Le certificat médical initial, établi le 17 mai 2016, fait état de 'affections chroniques du rachis lombaire tableau 98 lombosciatique origine discale (hernie L5-S1)', avec prescription d'un arrêt de travail jusqu'au 12 juin 2016.
Par lettre du 17 octobre 2016, la caisse primaire d'assurance maladie du Tarn (la caisse) a notifié à la société sa décision de prise en charge de la maladie 'sciatique par hernie discale L5-S1' au titre du tableau n°98 des maladies professionnelles.
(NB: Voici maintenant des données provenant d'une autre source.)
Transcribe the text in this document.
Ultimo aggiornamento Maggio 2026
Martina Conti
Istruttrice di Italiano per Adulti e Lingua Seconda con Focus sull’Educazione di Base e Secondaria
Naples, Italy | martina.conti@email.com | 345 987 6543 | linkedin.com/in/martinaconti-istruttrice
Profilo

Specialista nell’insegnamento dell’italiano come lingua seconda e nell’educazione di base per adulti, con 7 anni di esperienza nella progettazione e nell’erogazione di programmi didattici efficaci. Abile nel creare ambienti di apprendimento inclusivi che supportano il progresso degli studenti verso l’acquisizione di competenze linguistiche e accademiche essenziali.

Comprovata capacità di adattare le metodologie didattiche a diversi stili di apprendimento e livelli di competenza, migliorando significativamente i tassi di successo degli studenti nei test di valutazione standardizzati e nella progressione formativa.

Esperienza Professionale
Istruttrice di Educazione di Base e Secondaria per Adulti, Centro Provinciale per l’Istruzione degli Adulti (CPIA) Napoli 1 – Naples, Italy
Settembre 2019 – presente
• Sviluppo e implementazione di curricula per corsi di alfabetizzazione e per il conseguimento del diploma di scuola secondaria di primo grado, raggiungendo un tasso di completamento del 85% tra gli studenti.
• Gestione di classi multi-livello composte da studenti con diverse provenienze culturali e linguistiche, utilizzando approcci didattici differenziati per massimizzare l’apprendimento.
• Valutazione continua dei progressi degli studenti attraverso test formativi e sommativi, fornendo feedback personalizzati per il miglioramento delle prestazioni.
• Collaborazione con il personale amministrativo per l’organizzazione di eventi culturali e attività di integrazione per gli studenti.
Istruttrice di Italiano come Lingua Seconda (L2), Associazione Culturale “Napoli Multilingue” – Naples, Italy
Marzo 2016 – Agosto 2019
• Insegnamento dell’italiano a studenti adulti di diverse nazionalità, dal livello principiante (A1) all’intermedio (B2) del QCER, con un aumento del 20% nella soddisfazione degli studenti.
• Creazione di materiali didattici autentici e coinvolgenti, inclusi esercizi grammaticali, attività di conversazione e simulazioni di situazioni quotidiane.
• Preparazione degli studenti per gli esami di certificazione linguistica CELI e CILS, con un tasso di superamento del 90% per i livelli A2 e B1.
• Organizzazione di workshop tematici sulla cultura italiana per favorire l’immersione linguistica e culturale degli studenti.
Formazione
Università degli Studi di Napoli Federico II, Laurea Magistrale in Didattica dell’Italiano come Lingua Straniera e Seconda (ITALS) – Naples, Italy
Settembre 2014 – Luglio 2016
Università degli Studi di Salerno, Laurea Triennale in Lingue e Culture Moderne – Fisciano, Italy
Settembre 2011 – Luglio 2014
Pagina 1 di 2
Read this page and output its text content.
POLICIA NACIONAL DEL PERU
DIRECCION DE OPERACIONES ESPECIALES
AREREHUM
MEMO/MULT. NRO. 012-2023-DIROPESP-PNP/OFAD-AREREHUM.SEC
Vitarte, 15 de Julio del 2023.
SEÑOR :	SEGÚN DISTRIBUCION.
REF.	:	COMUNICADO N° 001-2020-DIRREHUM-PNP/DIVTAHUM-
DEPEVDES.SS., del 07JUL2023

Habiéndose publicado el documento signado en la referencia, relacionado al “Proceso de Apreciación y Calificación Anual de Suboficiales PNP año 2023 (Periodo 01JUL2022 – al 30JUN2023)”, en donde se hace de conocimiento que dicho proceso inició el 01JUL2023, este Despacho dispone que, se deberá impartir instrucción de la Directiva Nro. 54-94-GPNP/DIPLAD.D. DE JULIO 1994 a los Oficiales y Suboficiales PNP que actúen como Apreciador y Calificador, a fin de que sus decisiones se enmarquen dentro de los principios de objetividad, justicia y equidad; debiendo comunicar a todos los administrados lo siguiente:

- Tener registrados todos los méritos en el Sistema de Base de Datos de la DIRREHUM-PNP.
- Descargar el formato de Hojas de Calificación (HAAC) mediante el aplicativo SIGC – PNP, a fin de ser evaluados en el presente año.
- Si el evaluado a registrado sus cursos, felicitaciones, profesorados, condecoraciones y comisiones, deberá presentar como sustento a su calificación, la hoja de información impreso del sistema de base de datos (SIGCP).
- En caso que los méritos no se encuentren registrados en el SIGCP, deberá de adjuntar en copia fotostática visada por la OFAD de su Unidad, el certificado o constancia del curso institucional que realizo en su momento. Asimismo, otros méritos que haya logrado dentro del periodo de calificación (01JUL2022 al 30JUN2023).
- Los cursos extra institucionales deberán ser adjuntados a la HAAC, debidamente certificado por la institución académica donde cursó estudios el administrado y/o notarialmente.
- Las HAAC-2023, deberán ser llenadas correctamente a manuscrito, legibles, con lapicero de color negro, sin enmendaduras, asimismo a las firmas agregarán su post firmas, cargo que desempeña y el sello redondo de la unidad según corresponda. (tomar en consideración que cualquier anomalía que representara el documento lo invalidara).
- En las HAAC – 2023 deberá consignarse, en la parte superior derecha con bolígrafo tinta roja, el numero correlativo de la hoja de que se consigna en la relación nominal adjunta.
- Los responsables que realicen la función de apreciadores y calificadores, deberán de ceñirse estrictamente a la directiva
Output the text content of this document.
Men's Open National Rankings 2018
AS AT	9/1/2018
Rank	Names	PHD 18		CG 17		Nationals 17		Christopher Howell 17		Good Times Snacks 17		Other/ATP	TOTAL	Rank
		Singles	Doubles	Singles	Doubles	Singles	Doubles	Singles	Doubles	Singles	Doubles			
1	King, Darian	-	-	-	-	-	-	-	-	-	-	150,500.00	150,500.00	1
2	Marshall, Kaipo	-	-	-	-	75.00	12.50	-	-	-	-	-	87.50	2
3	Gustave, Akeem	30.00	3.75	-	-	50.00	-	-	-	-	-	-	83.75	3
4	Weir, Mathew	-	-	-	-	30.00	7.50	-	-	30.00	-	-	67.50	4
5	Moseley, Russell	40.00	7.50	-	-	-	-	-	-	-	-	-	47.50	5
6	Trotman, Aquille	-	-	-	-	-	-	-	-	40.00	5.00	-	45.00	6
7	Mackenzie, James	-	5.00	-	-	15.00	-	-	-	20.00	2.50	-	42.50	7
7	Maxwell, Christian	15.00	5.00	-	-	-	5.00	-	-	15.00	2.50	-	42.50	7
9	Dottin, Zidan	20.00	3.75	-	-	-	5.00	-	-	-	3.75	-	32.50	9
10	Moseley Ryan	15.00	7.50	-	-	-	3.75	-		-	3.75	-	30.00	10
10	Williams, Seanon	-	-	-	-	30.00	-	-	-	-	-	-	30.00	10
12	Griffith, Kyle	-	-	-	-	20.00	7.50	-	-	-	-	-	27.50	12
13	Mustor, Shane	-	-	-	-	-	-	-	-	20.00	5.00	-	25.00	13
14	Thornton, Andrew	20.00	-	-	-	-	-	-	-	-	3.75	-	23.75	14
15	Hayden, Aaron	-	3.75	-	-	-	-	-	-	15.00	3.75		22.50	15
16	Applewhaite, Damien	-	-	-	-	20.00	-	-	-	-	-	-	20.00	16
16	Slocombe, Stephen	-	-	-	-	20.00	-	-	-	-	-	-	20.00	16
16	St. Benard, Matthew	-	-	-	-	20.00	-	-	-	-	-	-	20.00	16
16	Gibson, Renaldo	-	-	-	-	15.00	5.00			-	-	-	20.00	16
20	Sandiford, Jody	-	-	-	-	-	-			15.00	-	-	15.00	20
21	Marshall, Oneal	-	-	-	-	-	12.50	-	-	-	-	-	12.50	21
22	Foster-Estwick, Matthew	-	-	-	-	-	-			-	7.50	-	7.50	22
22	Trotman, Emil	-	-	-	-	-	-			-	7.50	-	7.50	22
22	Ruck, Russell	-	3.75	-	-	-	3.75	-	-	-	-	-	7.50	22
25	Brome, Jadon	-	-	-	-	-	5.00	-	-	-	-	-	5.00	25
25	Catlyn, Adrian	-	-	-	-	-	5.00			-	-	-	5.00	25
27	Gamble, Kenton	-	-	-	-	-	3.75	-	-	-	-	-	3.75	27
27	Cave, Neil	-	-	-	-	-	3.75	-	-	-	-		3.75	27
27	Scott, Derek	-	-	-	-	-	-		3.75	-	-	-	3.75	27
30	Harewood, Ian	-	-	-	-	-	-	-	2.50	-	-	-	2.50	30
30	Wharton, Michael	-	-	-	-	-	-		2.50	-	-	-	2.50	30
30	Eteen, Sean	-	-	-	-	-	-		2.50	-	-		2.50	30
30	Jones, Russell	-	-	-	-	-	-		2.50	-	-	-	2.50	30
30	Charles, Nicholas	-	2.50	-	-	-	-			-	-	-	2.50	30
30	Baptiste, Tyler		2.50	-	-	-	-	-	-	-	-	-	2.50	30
Contestant cette décision, la société a saisi la commission de recours amiable, laquelle a rejeté sa demande lors de sa séance du 28 février 2017.
Le 2 mars 2017, n'ayant pas eu connaissance de la décision de la commission, la société a porté le litige devant le tribunal des affaires de sécurité sociale de Quimper, par jugement du 25 septembre 2017, a :
- déclaré le recours de la société recevable et bien fondé ;
- déclaré inopposable à la société la décision de la caisse de prendre en charge, au titre de la législation professionnelle, la maladie du 17 mai 2016 déclarée par Mme [I] ;
- dit n'y avoir lieu à prononcer l'exécution provisoire.
Par déclaration adressée le 13 octobre 2017, la caisse a interjeté appel de ce jugement qui lui avait été notifié le 28 septembre 2017.
Par arrêt du 29 janvier 2020, la présente cour a :
- infirmé le jugement déféré ;
Statuant à nouveau,
- déclaré opposable à la société la décision de prise en charge au titre de la législation professionnelle de la maladie de Mme [V] [I] constatée médicalement le 17 mai 2016 ;
- condamné la société aux dépens exposés postérieurement au 31 décembre 2018.
La société a formé un pourvoi contre cet arrêt qui lui avait été notifié le 31 janvier 2020.
Par arrêt du 6 janvier 2022, la Cour de cassation a :
- cassé et annulé, en toutes ses dispositions, l'arrêt du 29 janvier 2020 ;
- remis l'affaire et les parties dans l'état où elles se trouvaient avant cet arrêt
et les a renvoyées devant la présente cour autrement composée ;
- condamné la caisse aux dépens ;
- en application de l'article 700 du code de procédure civile, rejeté la
demande formée par la caisse et l'a condamnée à payer à la société la somme de 3 000 euros.
Par déclaration adressée le 17 février 2022, la caisse a donc saisi la présente cour, à laquelle elle demande, aux termes de ses écritures parvenues au greffe le 27 avril 2022 auxquelles s'est référée et qu'a développées sa représentante à l'audience :
- d'infirmer le jugement entrepris ;
- de constater que la pathologie présentée par Mme [I] est bien celle désignée au tableau n°98 des maladies professionnelles, ainsi qu'il ressort des pièces du dossier de la caisse ;
- de déclarer en conséquence opposable à la société la décision de prise en charge de la maladie professionnelle du 17 mai 2016 de Mme [I] ;
- de mettre les dépens à la charge de la société ;
- de rejeter toutes autres demandes comme injustes et mal fondées.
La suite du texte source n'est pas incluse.